In December 1946, Ruth and her younger sister Reumah were in a Paris hospital run by nuns. A French surgeon mistakenly thought he could fit Moshe with a glass eye. While in Paris, Reumah met Ezer Weizman, a pilot who looked like a Hollywood war hero with his tight golden curls and crystalline blue eyes. During the war the RAF veteran gained notoriety for loop-the-loop aerial maneuvers and the long list of kills to his name. Hard drinking and backslapping jokes fit into his fighter pilot cockiness. He had flown into Paris on a Piper Cub en route to London to plot with other members of the Irgun the assassinat
ion of the British military commander in Palestine.
The notorious playboy in his faded RAF flight jacket wanted to take Reumah with him to London as he continued on his secret mission. She declined because Ruth, with Moshe in excruciating pain after the botched operation, talked her into heading off to a German castle to work with Jewish orphans from Theresienstadt and Bergen-Belson.
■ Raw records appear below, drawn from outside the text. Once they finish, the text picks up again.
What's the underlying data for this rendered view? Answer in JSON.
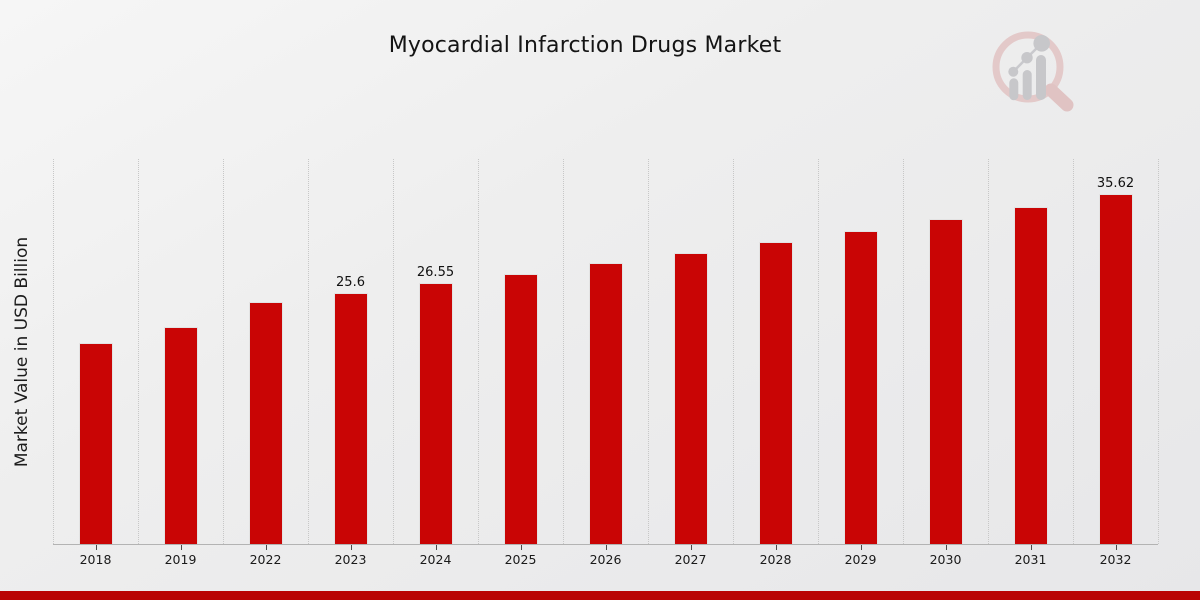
{
  "title": "Myocardial Infarction Drugs Market",
  "chart_data": {
    "type": "bar",
    "title": "Myocardial Infarction Drugs Market",
    "xlabel": "",
    "ylabel": "Market Value in USD Billion",
    "categories": [
      "2018",
      "2019",
      "2022",
      "2023",
      "2024",
      "2025",
      "2026",
      "2027",
      "2028",
      "2029",
      "2030",
      "2031",
      "2032"
    ],
    "values": [
      20.5,
      22.1,
      24.68,
      25.6,
      26.55,
      27.54,
      28.56,
      29.62,
      30.72,
      31.86,
      33.04,
      34.27,
      35.62
    ],
    "point_labels": {
      "2023": "25.6",
      "2024": "26.55",
      "2032": "35.62"
    },
    "ylim": [
      0,
      39.3
    ],
    "grid": "vertical-dotted",
    "legend": "none",
    "bar_color": "#c90505",
    "gridline_color": "#c7c7c7",
    "axis_color": "#b3b3b3"
  },
  "footer": {
    "accent_color": "#b90404"
  },
  "watermark": {
    "name": "magnifier-bar-chart-logo",
    "ring_color": "#e3c6c6",
    "bars_color": "#c3c3c7"
  }
}
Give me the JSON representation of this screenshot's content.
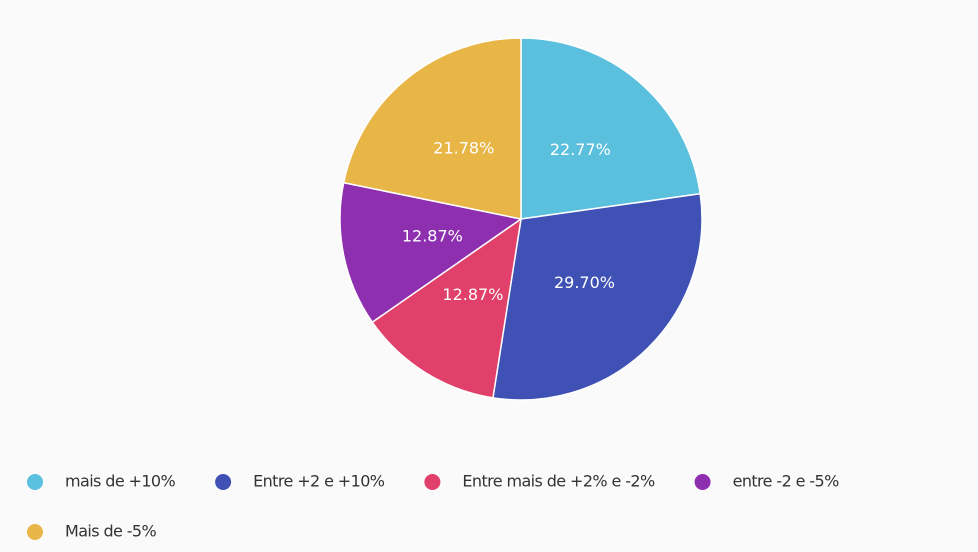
{
  "chart_data": {
    "type": "pie",
    "categories": [
      "mais de +10%",
      "Entre +2 e +10%",
      "Entre mais de +2% e -2%",
      "entre -2 e -5%",
      "Mais de -5%"
    ],
    "values": [
      22.77,
      29.7,
      12.87,
      12.87,
      21.78
    ],
    "value_labels": [
      "22.77%",
      "29.70%",
      "12.87%",
      "12.87%",
      "21.78%"
    ],
    "colors": [
      "#5bc0de",
      "#3f51b5",
      "#e0406a",
      "#8e2fb0",
      "#e8b547"
    ],
    "legend": "bottom"
  }
}
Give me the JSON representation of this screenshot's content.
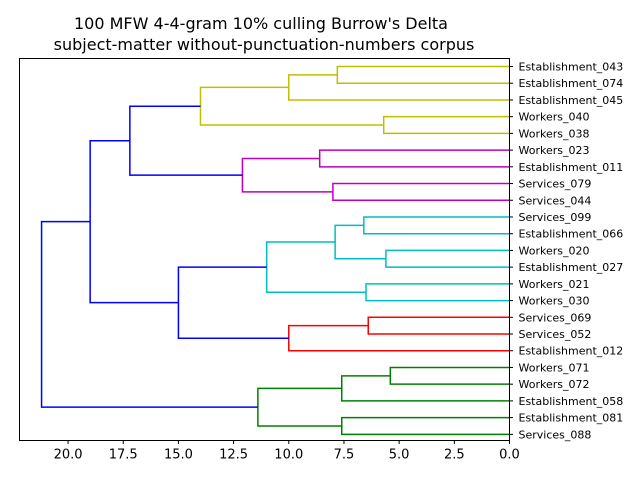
{
  "chart_data": {
    "type": "dendrogram",
    "title": "100 MFW 4-4-gram 10% culling Burrow's Delta",
    "subtitle": "subject-matter without-punctuation-numbers corpus",
    "orientation": "left",
    "xlim": [
      22.2,
      0.0
    ],
    "x_ticks": [
      20.0,
      17.5,
      15.0,
      12.5,
      10.0,
      7.5,
      5.0,
      2.5,
      0.0
    ],
    "x_tick_labels": [
      "20.0",
      "17.5",
      "15.0",
      "12.5",
      "10.0",
      "7.5",
      "5.0",
      "2.5",
      "0.0"
    ],
    "leaves": [
      "Establishment_043",
      "Establishment_074",
      "Establishment_045",
      "Workers_040",
      "Workers_038",
      "Workers_023",
      "Establishment_011",
      "Services_079",
      "Services_044",
      "Services_099",
      "Establishment_066",
      "Workers_020",
      "Establishment_027",
      "Workers_021",
      "Workers_030",
      "Services_069",
      "Services_052",
      "Establishment_012",
      "Workers_071",
      "Workers_072",
      "Establishment_058",
      "Establishment_081",
      "Services_088"
    ],
    "merges": [
      {
        "a": "L0",
        "b": "L1",
        "height": 7.8,
        "color": "#bfbf00"
      },
      {
        "a": "M0",
        "b": "L2",
        "height": 10.0,
        "color": "#bfbf00"
      },
      {
        "a": "L3",
        "b": "L4",
        "height": 5.7,
        "color": "#bfbf00"
      },
      {
        "a": "M1",
        "b": "M2",
        "height": 14.0,
        "color": "#bfbf00"
      },
      {
        "a": "L5",
        "b": "L6",
        "height": 8.6,
        "color": "#bf00bf"
      },
      {
        "a": "L7",
        "b": "L8",
        "height": 8.0,
        "color": "#bf00bf"
      },
      {
        "a": "M4",
        "b": "M5",
        "height": 12.1,
        "color": "#bf00bf"
      },
      {
        "a": "M3",
        "b": "M6",
        "height": 17.2,
        "color": "#0000ff"
      },
      {
        "a": "L9",
        "b": "L10",
        "height": 6.6,
        "color": "#00bfbf"
      },
      {
        "a": "L11",
        "b": "L12",
        "height": 5.6,
        "color": "#00bfbf"
      },
      {
        "a": "M8",
        "b": "M9",
        "height": 7.9,
        "color": "#00bfbf"
      },
      {
        "a": "L13",
        "b": "L14",
        "height": 6.5,
        "color": "#00bfbf"
      },
      {
        "a": "M10",
        "b": "M11",
        "height": 11.0,
        "color": "#00bfbf"
      },
      {
        "a": "L15",
        "b": "L16",
        "height": 6.4,
        "color": "#ff0000"
      },
      {
        "a": "M13",
        "b": "L17",
        "height": 10.0,
        "color": "#ff0000"
      },
      {
        "a": "M12",
        "b": "M14",
        "height": 15.0,
        "color": "#0000ff"
      },
      {
        "a": "M7",
        "b": "M15",
        "height": 19.0,
        "color": "#0000ff"
      },
      {
        "a": "L18",
        "b": "L19",
        "height": 5.4,
        "color": "#008000"
      },
      {
        "a": "M17",
        "b": "L20",
        "height": 7.6,
        "color": "#008000"
      },
      {
        "a": "L21",
        "b": "L22",
        "height": 7.6,
        "color": "#008000"
      },
      {
        "a": "M18",
        "b": "M19",
        "height": 11.4,
        "color": "#008000"
      },
      {
        "a": "M16",
        "b": "M20",
        "height": 21.2,
        "color": "#0000ff"
      }
    ]
  }
}
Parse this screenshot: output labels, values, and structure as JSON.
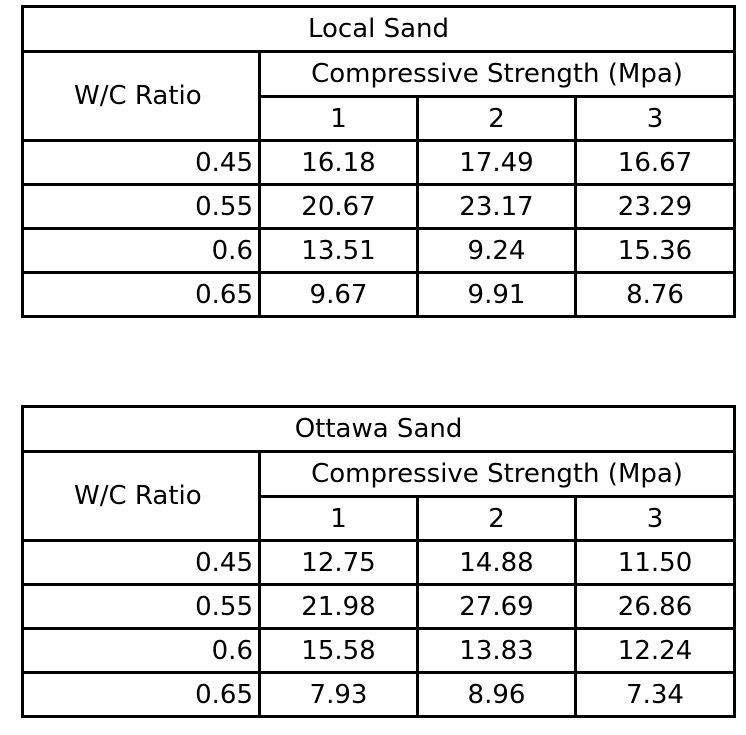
{
  "tables": [
    {
      "title": "Local Sand",
      "ratio_header": "W/C Ratio",
      "group_header": "Compressive Strength (Mpa)",
      "columns": [
        "1",
        "2",
        "3"
      ],
      "rows": [
        {
          "ratio": "0.45",
          "values": [
            "16.18",
            "17.49",
            "16.67"
          ]
        },
        {
          "ratio": "0.55",
          "values": [
            "20.67",
            "23.17",
            "23.29"
          ]
        },
        {
          "ratio": "0.6",
          "values": [
            "13.51",
            "9.24",
            "15.36"
          ]
        },
        {
          "ratio": "0.65",
          "values": [
            "9.67",
            "9.91",
            "8.76"
          ]
        }
      ]
    },
    {
      "title": "Ottawa Sand",
      "ratio_header": "W/C Ratio",
      "group_header": "Compressive Strength (Mpa)",
      "columns": [
        "1",
        "2",
        "3"
      ],
      "rows": [
        {
          "ratio": "0.45",
          "values": [
            "12.75",
            "14.88",
            "11.50"
          ]
        },
        {
          "ratio": "0.55",
          "values": [
            "21.98",
            "27.69",
            "26.86"
          ]
        },
        {
          "ratio": "0.6",
          "values": [
            "15.58",
            "13.83",
            "12.24"
          ]
        },
        {
          "ratio": "0.65",
          "values": [
            "7.93",
            "8.96",
            "7.34"
          ]
        }
      ]
    }
  ]
}
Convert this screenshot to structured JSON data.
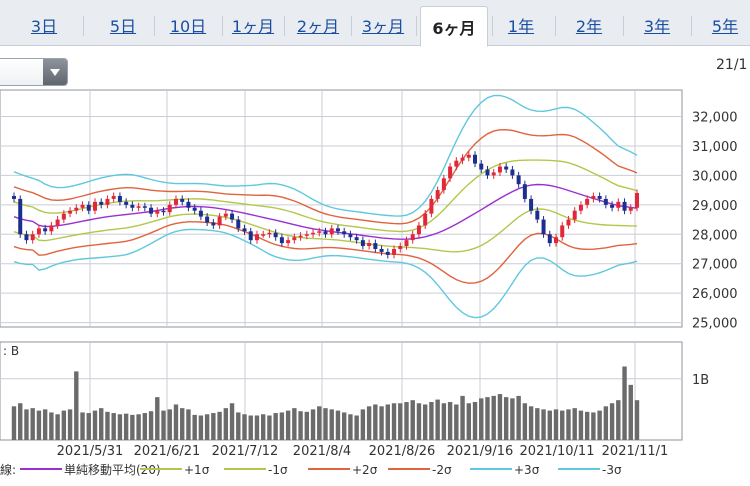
{
  "tabs": [
    {
      "label": "3日",
      "active": false
    },
    {
      "label": "5日",
      "active": false
    },
    {
      "label": "10日",
      "active": false
    },
    {
      "label": "1ヶ月",
      "active": false
    },
    {
      "label": "2ヶ月",
      "active": false
    },
    {
      "label": "3ヶ月",
      "active": false
    },
    {
      "label": "6ヶ月",
      "active": true
    },
    {
      "label": "1年",
      "active": false
    },
    {
      "label": "2年",
      "active": false
    },
    {
      "label": "3年",
      "active": false
    },
    {
      "label": "5年",
      "active": false
    }
  ],
  "header": {
    "date_fragment": "21/1"
  },
  "volume_label": ": B",
  "chart_data": {
    "type": "candlestick",
    "x_labels": [
      "2021/5/31",
      "2021/6/21",
      "2021/7/12",
      "2021/8/4",
      "2021/8/26",
      "2021/9/16",
      "2021/10/11",
      "2021/11/1"
    ],
    "price_ticks": [
      32000,
      31000,
      30000,
      29000,
      28000,
      27000,
      26000,
      25000
    ],
    "price_tick_labels": [
      "32,000",
      "31,000",
      "30,000",
      "29,000",
      "28,000",
      "27,000",
      "26,000",
      "25,000"
    ],
    "price_ylim": [
      24850,
      32900
    ],
    "volume_ticks": [
      {
        "value": 1.0,
        "label": "1B"
      }
    ],
    "volume_ylim": [
      0,
      1.6
    ],
    "closes": [
      29200,
      28000,
      27800,
      28000,
      28200,
      28100,
      28300,
      28500,
      28700,
      28800,
      28900,
      29000,
      28800,
      29100,
      29000,
      29200,
      29300,
      29100,
      29000,
      28900,
      28950,
      28900,
      28700,
      28800,
      28750,
      29000,
      29200,
      29100,
      28900,
      28800,
      28600,
      28400,
      28300,
      28600,
      28700,
      28500,
      28200,
      28100,
      27800,
      28000,
      28000,
      28050,
      27900,
      27700,
      27800,
      27900,
      27950,
      28000,
      28050,
      28100,
      28000,
      28200,
      28100,
      28000,
      27900,
      27800,
      27600,
      27700,
      27500,
      27400,
      27300,
      27500,
      27600,
      27800,
      28000,
      28300,
      28700,
      29200,
      29500,
      29900,
      30300,
      30500,
      30600,
      30700,
      30400,
      30200,
      30000,
      30100,
      30300,
      30200,
      30000,
      29700,
      29200,
      28800,
      28500,
      28000,
      27700,
      27900,
      28300,
      28500,
      28800,
      29000,
      29200,
      29300,
      29200,
      29000,
      28900,
      29100,
      28800,
      28900,
      29400
    ],
    "volumes": [
      0.55,
      0.6,
      0.5,
      0.52,
      0.48,
      0.5,
      0.45,
      0.42,
      0.48,
      0.5,
      1.12,
      0.45,
      0.44,
      0.48,
      0.52,
      0.46,
      0.44,
      0.42,
      0.43,
      0.41,
      0.42,
      0.44,
      0.47,
      0.7,
      0.48,
      0.5,
      0.58,
      0.52,
      0.5,
      0.41,
      0.4,
      0.42,
      0.44,
      0.46,
      0.52,
      0.6,
      0.45,
      0.42,
      0.4,
      0.4,
      0.42,
      0.4,
      0.44,
      0.45,
      0.48,
      0.52,
      0.47,
      0.46,
      0.5,
      0.55,
      0.52,
      0.5,
      0.48,
      0.45,
      0.42,
      0.4,
      0.5,
      0.55,
      0.58,
      0.55,
      0.58,
      0.6,
      0.6,
      0.62,
      0.65,
      0.6,
      0.58,
      0.62,
      0.66,
      0.6,
      0.62,
      0.58,
      0.72,
      0.6,
      0.62,
      0.68,
      0.7,
      0.72,
      0.75,
      0.7,
      0.68,
      0.72,
      0.6,
      0.55,
      0.52,
      0.5,
      0.48,
      0.5,
      0.48,
      0.5,
      0.52,
      0.48,
      0.46,
      0.45,
      0.48,
      0.55,
      0.6,
      0.65,
      1.2,
      0.9,
      0.65
    ],
    "legend": [
      {
        "label": "単純移動平均(20)",
        "color": "#9b2fd1"
      },
      {
        "label": "+1σ",
        "color": "#b3c84a"
      },
      {
        "label": "-1σ",
        "color": "#b3c84a"
      },
      {
        "label": "+2σ",
        "color": "#e0633d"
      },
      {
        "label": "-2σ",
        "color": "#e0633d"
      },
      {
        "label": "+3σ",
        "color": "#5ec8de"
      },
      {
        "label": "-3σ",
        "color": "#5ec8de"
      }
    ],
    "legend_prefix": "線:",
    "colors": {
      "up": "#e0283a",
      "down": "#1d2f8e",
      "volume": "#6b6b6b",
      "grid": "#c9ced6"
    }
  }
}
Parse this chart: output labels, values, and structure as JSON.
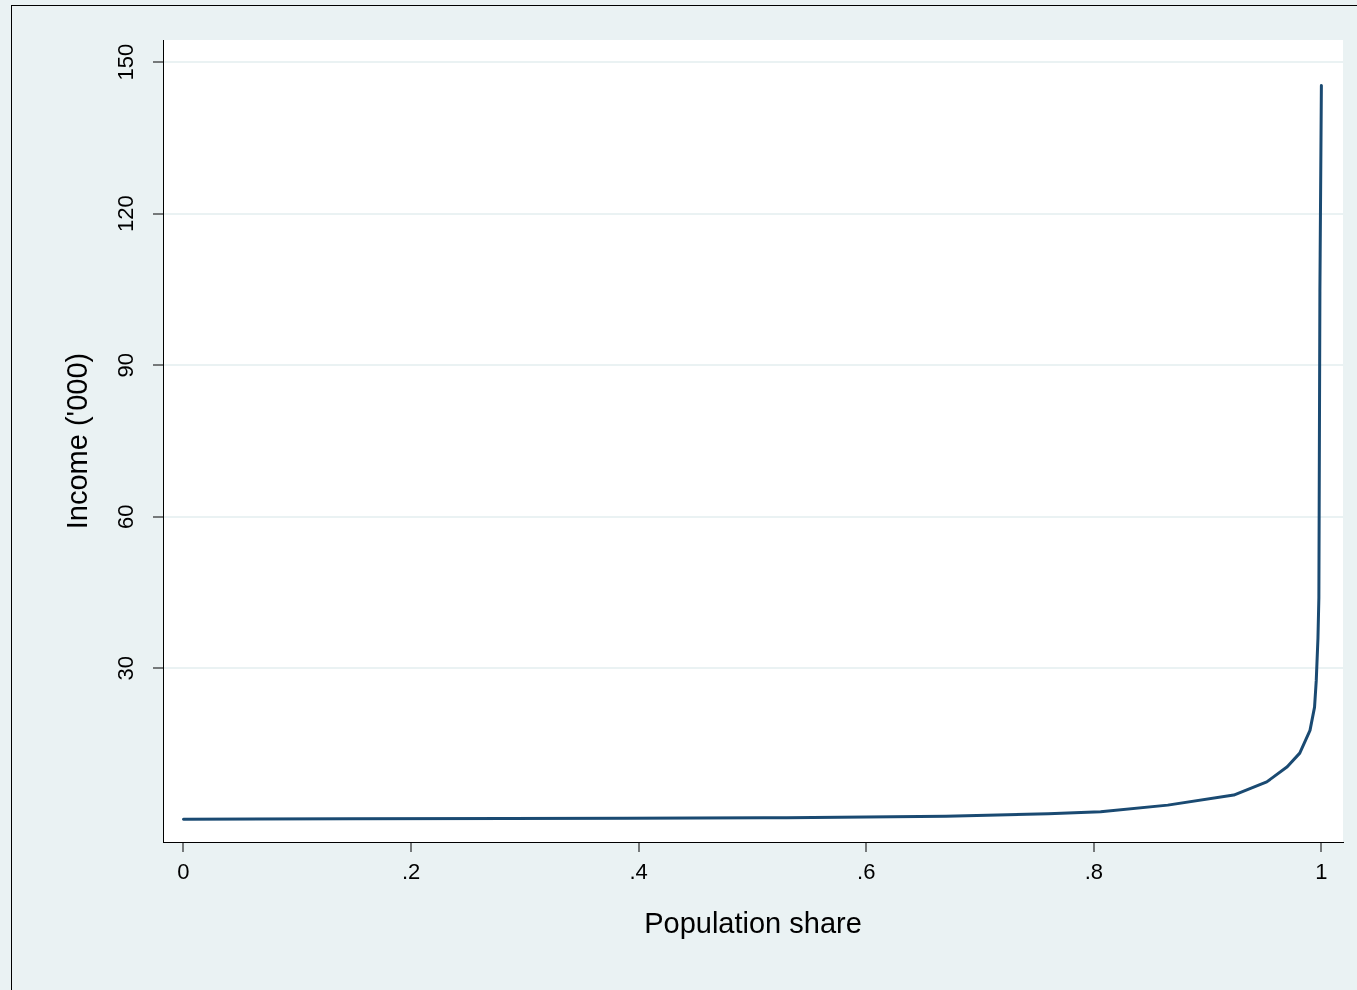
{
  "chart_data": {
    "type": "line",
    "xlabel": "Population share",
    "ylabel": "Income ('000)",
    "color": "#1a4a72",
    "x": [
      0,
      0.146,
      0.39,
      0.53,
      0.67,
      0.76,
      0.806,
      0.865,
      0.923,
      0.952,
      0.97,
      0.981,
      0.99,
      0.994,
      0.9955,
      0.997,
      0.9978,
      0.9987,
      1
    ],
    "values": [
      0.1,
      0.2,
      0.3,
      0.4,
      0.7,
      1.2,
      1.6,
      2.9,
      4.9,
      7.5,
      10.5,
      13.2,
      17.7,
      22.3,
      27.6,
      36,
      44,
      104.6,
      145.4
    ],
    "xlim": [
      -0.018,
      1.019
    ],
    "ylim": [
      -4.4,
      154.4
    ],
    "xticks": [
      0,
      {
        "value": 0.2,
        "label": ".2"
      },
      {
        "value": 0.4,
        "label": ".4"
      },
      {
        "value": 0.6,
        "label": ".6"
      },
      {
        "value": 0.8,
        "label": ".8"
      },
      1
    ],
    "yticks": [
      30,
      60,
      90,
      120,
      150
    ],
    "grid": "y",
    "legend": false,
    "marker": "none",
    "line_style": "solid"
  }
}
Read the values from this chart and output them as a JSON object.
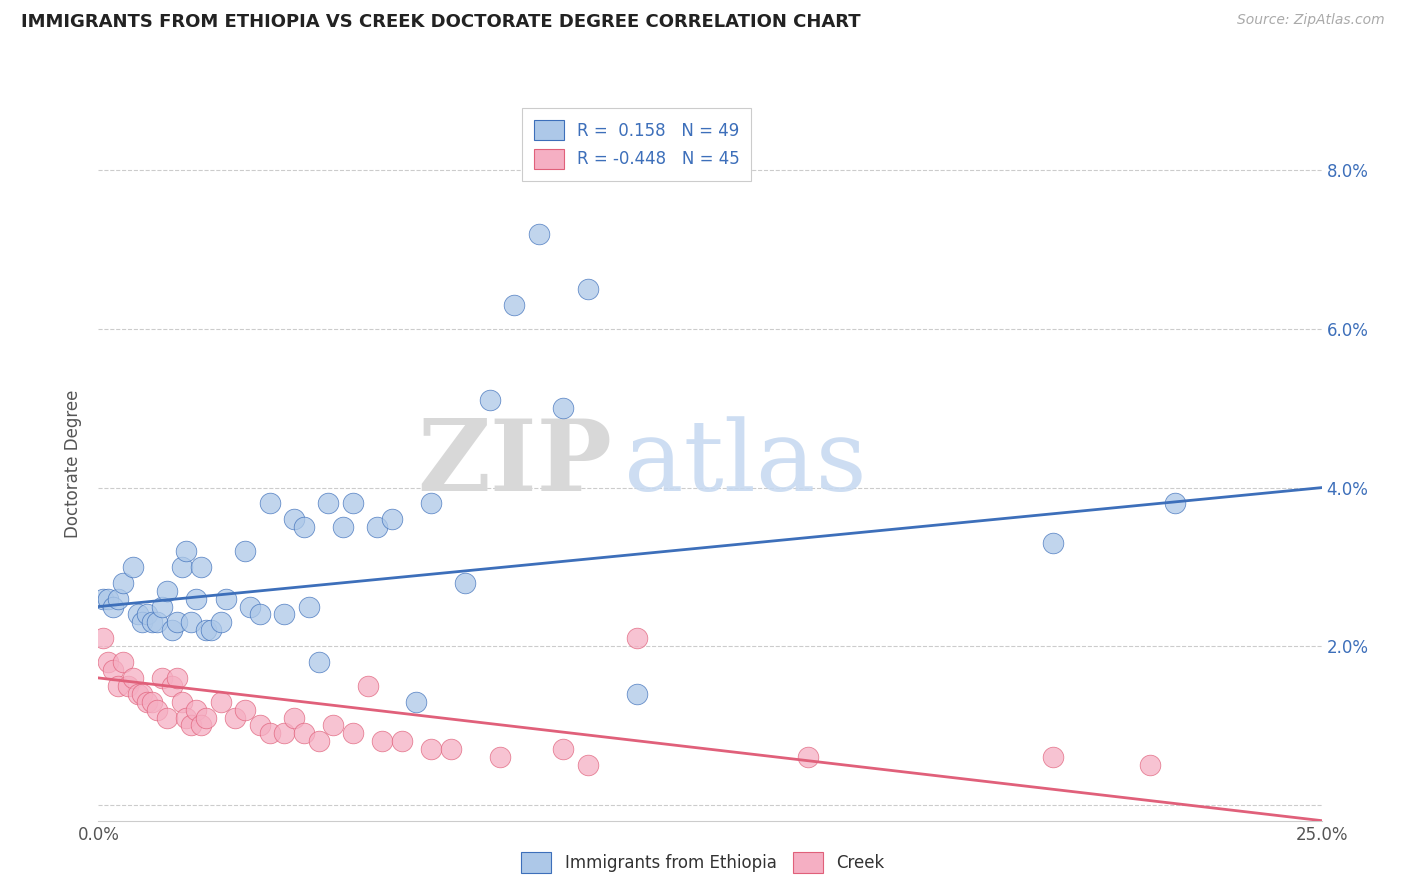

Ruth’s hopes that Moshe would finally return to the hut on Nahalal, this time forever, never came through. The unfolding events produced a perfect pairing between his personal myopia and need for action. With the British Navy preventing hundreds of thousands of refugees in displaced persons camps from immigrating to Palestine, Ben-Gurion demanded a Jewish state. There was no more enthusiastic backer than Moshe: The British had to leave, and he believed that in the ensuing battle with the local Arabs, Jews would surely prevail. Egypt, Transjordan, Lebanon and Syria threw down the wild card. Would the scrappy remnants of a people who had just been nearly exterminated find itself in a war with the wider Arab world? How could the Haganah fend off an attack by regular armies with large arsenals of planes and tanks?
Zionist terror against the British met with fierce reprisals. The British tried everything, from sending Irgun fighters to the gallows at the Acre fortress to presenting to both sides a flurry of proposals, resolutions, and expert opinions. But in the end, the bankrupt British Empire lost its will to root out and defeat an utterly determined and ruthless Jewish underground. Fighting victims of Nazism was also a hard policy to defend.